Fixing memif's poor performance in a VPP tutorial


Problem statement

I’m going through the Progressive VPP Tutorial and I’ve noticed that in the Connecting Two FD.io VPP Instances the ping is rather atrocious:

vpp# ping 10.10.2.2
116 bytes from 10.10.2.2: icmp_seq=1 ttl=64 time=21.2216 ms
116 bytes from 10.10.2.2: icmp_seq=2 ttl=64 time=20.0083 ms
116 bytes from 10.10.2.2: icmp_seq=3 ttl=64 time=20.0124 ms
116 bytes from 10.10.2.2: icmp_seq=4 ttl=64 time=12.8354 ms
116 bytes from 10.10.2.2: icmp_seq=5 ttl=64 time=11.0053 ms

Statistics: 5 sent, 5 received, 0% packet loss

Because 10-20ms on a “loopback” interface is tragic.

What is also weird is that one core from the VM is pegged at 100%.

I’ll look into that.

Answers

I dug around and found VPP memif ping taking ~20ms thread which matches my experience.

I experimented a bit:

$ cat startup1.conf
unix {cli-listen /run/vpp/cli-vpp1.sock}
api-segment { prefix vpp1 }
plugins { plugin dpdk_plugin.so { disable } }
# here be the fix:
cpu { main-core 0 }

$ cat startup2.conf
unix {cli-listen /run/vpp/cli-vpp2.sock}
api-segment { prefix vpp2 }
plugins { plugin dpdk_plugin.so { disable } }
# here be the fix:
cpu { main-core 1 }

And with this setup (pegging one instance to core0 and the other to core1) the following config:

# 1
create interface memif id 0 master
set int state memif0/0 up
set int ip address memif0/0 10.10.2.1/24


# 2
create interface memif id 0 slave
set int state memif0/0 up
set int ip address memif0/0 10.10.2.2/24

takes the ping now to much more reasonable result:

vpp# sh int addr        
local0 (dn):
memif0/0 (up):
  L3 10.10.2.1/24

vpp# ping 10.10.2.2
116 bytes from 10.10.2.2: icmp_seq=1 ttl=64 time=.0289 ms
116 bytes from 10.10.2.2: icmp_seq=2 ttl=64 time=.0262 ms
116 bytes from 10.10.2.2: icmp_seq=3 ttl=64 time=.0293 ms
116 bytes from 10.10.2.2: icmp_seq=4 ttl=64 time=.0262 ms
116 bytes from 10.10.2.2: icmp_seq=5 ttl=64 time=.0314 ms

Statistics: 5 sent, 5 received, 0% packet loss

The core1 pegged at 100% – however – remains.
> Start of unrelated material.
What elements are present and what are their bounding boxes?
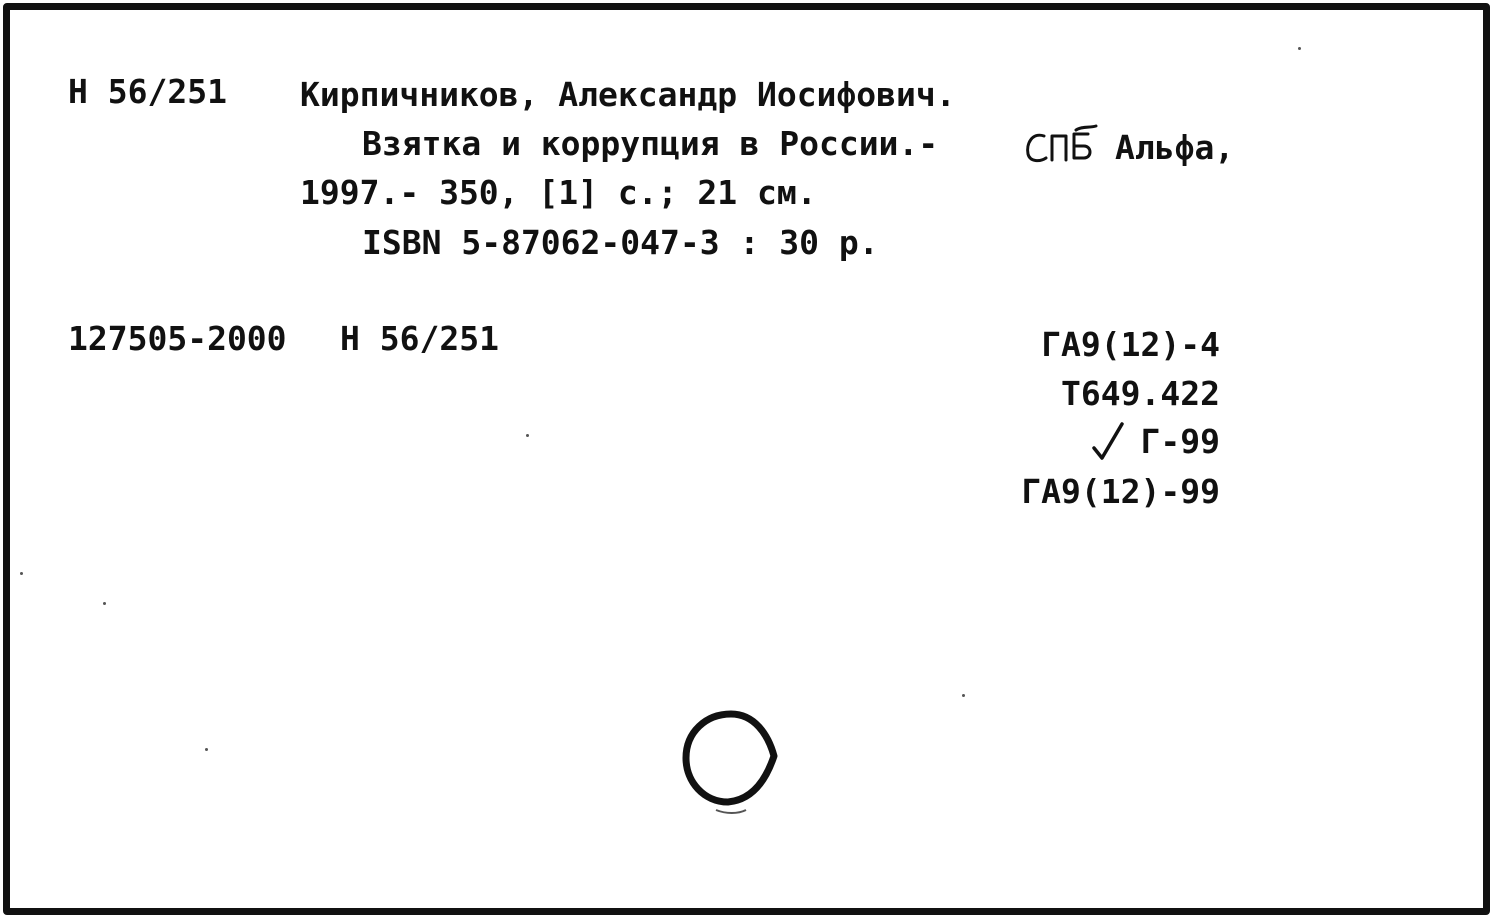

Given that the rx-placement is polling:

vpp# sh int rx-placement
Thread 0 (vpp_main):
 node memif-input:
    memif0/0 queue 0 (polling)

and given this TNSR CPU utilization on SG-5100 thread, I’m led to believe the 100% cpu peg is normal. Which is strange but probably not unreasonable.

Edited to add: The VPP CPU Load section of Troubleshooting documentation page says it clearly:

With at least one interface in polling mode, the VPP CPU utilization is always 100%.